Researchers from a prominent Russian university examined the muscular and abdominal systems of the external reproductive structure in rhizocephalans, parasites that transform certain crustaceans into living hosts. They infect the host and eventually hijack its physiology, forming an externa on the host’s surface, a framework where parasite larvae mature. While scientists worldwide explore these remarkable animals, the physiology of the ectopic region remains only partly understood. The study was discussed in St. Petersburg, and findings were clarified by faculty at St. Petersburg State University.

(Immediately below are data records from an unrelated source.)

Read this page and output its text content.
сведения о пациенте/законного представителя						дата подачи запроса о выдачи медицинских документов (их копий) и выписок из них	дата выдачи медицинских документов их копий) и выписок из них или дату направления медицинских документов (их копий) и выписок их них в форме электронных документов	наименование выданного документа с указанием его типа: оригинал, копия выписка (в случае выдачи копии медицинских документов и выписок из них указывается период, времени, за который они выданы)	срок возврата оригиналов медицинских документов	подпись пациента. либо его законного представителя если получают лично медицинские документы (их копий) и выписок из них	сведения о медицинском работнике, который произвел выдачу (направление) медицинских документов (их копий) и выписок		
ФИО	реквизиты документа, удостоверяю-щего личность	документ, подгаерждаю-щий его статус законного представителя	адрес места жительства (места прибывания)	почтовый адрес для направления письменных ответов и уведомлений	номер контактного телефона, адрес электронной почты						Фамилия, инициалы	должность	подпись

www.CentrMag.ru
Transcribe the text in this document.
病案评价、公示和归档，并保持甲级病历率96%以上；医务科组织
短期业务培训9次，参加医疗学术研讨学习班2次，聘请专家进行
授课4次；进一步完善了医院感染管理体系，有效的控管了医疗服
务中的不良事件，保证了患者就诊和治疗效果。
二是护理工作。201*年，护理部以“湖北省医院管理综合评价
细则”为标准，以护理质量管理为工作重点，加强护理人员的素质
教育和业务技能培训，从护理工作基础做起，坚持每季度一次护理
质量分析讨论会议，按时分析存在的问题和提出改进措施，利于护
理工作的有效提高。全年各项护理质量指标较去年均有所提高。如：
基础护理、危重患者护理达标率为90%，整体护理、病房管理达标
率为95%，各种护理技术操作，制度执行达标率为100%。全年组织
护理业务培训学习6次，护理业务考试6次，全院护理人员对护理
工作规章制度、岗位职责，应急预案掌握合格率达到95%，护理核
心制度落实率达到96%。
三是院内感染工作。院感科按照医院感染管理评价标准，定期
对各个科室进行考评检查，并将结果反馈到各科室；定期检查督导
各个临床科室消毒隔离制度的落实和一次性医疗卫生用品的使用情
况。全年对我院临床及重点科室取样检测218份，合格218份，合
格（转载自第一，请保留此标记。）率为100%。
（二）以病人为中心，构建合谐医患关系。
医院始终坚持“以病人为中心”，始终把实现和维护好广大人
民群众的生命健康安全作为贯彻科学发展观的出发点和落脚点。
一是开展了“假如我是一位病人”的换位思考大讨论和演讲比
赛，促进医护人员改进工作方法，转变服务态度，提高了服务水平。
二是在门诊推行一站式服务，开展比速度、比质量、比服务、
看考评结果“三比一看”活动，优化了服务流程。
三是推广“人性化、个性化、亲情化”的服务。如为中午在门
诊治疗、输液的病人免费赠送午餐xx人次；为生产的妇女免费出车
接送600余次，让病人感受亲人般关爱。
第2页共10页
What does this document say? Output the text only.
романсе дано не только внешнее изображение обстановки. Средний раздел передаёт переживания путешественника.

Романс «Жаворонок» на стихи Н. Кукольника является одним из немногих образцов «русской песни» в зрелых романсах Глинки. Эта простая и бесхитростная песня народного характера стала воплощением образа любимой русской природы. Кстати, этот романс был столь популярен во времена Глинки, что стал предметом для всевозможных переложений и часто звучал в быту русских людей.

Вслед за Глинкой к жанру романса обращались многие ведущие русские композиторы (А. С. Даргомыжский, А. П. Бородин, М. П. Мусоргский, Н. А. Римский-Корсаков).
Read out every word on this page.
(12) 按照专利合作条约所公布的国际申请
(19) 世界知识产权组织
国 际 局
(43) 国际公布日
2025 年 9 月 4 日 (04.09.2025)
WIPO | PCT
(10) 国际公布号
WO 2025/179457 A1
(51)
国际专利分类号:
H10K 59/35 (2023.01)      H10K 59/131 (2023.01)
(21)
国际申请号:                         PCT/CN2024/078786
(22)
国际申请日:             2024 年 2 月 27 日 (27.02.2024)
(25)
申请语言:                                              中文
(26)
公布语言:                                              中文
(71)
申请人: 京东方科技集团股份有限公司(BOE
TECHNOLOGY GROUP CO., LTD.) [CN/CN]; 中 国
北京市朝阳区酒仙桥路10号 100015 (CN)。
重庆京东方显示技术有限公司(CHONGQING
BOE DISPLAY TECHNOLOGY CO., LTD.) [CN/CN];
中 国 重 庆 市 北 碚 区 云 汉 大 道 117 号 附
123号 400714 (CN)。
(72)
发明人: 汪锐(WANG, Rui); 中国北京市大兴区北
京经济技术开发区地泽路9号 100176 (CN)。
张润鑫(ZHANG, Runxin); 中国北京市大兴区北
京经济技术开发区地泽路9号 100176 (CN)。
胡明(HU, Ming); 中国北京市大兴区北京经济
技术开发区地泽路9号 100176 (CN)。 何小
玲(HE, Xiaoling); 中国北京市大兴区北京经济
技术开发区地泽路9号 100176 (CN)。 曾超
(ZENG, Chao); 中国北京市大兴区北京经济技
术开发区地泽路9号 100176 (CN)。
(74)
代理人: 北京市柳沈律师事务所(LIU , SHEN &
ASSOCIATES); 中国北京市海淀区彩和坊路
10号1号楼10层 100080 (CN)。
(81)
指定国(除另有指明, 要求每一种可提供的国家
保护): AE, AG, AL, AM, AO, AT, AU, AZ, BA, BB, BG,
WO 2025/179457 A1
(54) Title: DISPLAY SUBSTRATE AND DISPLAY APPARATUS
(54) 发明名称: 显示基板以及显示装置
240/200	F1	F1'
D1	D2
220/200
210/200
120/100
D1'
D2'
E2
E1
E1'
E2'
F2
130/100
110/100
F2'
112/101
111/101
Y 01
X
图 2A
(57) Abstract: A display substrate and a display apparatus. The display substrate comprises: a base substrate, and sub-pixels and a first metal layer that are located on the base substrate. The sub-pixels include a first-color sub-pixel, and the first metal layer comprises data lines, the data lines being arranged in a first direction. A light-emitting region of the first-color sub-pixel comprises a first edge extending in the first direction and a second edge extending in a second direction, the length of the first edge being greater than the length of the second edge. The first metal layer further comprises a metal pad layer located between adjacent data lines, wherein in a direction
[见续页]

Rhizocephalans are a family of unique parasitic crustaceans found in oceans across the globe. In these species, the female injects a small cluster of cells into the host, which then grow into the interna, a network of processes inside the host’s body cavity. Through invasion of multiple host systems, the parasite takes control, and rhizocephalans can induce parasitic castration by altering host behavior and morphology and even shifting metabolic processes. Notably, the stem of the adult rhizome regenerates without passing on any material from the larva.
Following interna formation, the externa begins to form—this second component of the female rhizocephalan’s body sits above the host’s integument. The externa houses the site where the male rhizocephalus completes the larval deposition process. As a result, neither sex retains the usual morphological features of the host organism.
Researchers still seek answers on how nutrients move from the interna to developing larvae. To investigate, the team employed cutting-edge imaging technologies to observe internal exchange processes in real time.
One leading hypothesis proposes that circular muscles drive fluid movement: contraction narrows the lumen in the outer chamber, pushing fluid from the outer lacunae into the interior. When the muscles relax, the outer region expands and the cavities widen, allowing the mixed fluid to flow passively into the interna and then into the externa. This mechanism would also connect the externa with the interna. The team identified circular muscles at the base of the externa and along the supporting stalk, suggesting they may regulate fluid flow, either confining movement within the externa or preventing it from entering from the interna so the fluid can mix properly inside the interna first, according to Natalya Arbuzova of the university.
Earlier research in Russia explored themes around host-parasite dynamics and life cycle complexity, with implications for understanding how these crustaceans manipulate their hosts. The ongoing work in St. Petersburg highlights the importance of advanced imaging to reveal the hidden physiology of these fascinating organisms and to illuminate how their internal systems synchronize with external development to support larval growth.